Claudie sighed. “I doubt if Sara got much on-screen time, anyway. I have a feeling Eve Masterson wasn’t too thrilled to see her boyfriend hanging out at a bookstore with a kid who has the same big blue eyes.”
At the group’s sudden silence, Claudie slapped her hand over her mouth and whimpered. Sara touched her shoulder. “It’s okay. It’s the truth.” She said her goodbyes and left.

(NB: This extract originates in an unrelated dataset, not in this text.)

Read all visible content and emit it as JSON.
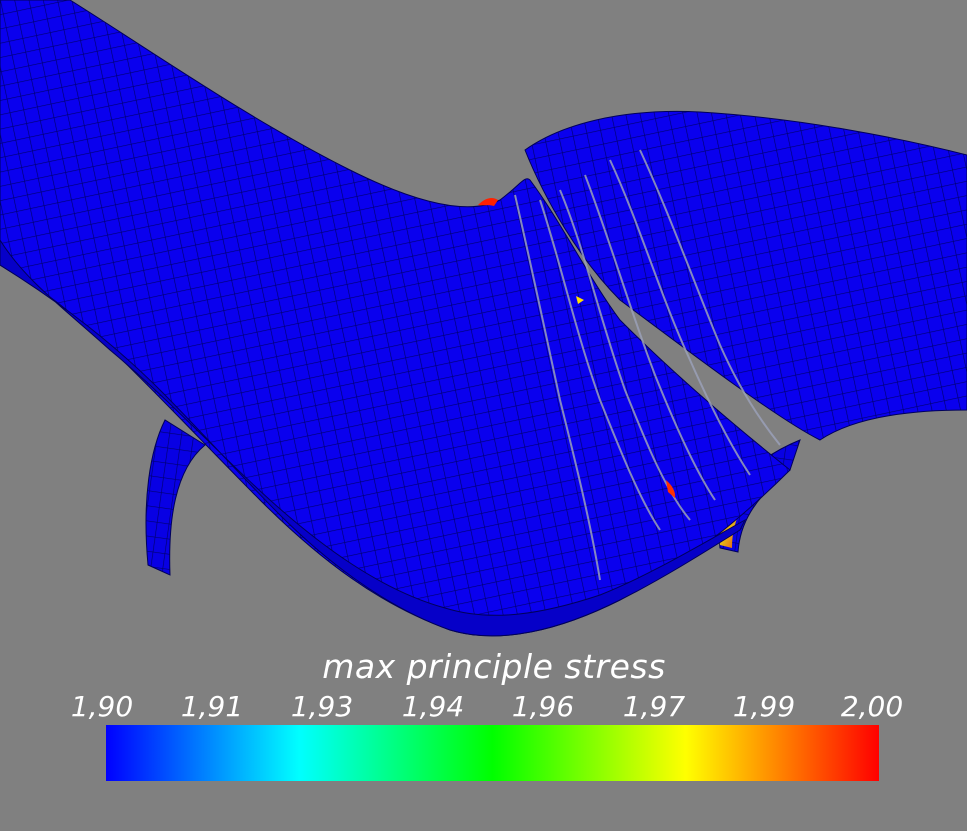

Before she’d gone three blocks, her hands were trembling on the steering wheel and tears obscured her vision. She hastily pulled over, giving in to her emotions. Fear. Anger. A sense of impending loss. “It’s just not fair,” she cried. Ren’s resources and connections seemed limitless. How could she fight that kind of power? How could she not at least try with all her might?
Wiping her tears with her hands, she put the car in gear and stepped on the gas. Recalling Bo’s directions, she turned the steering wheel sharply at the next intersection, barely acknowledging the red light.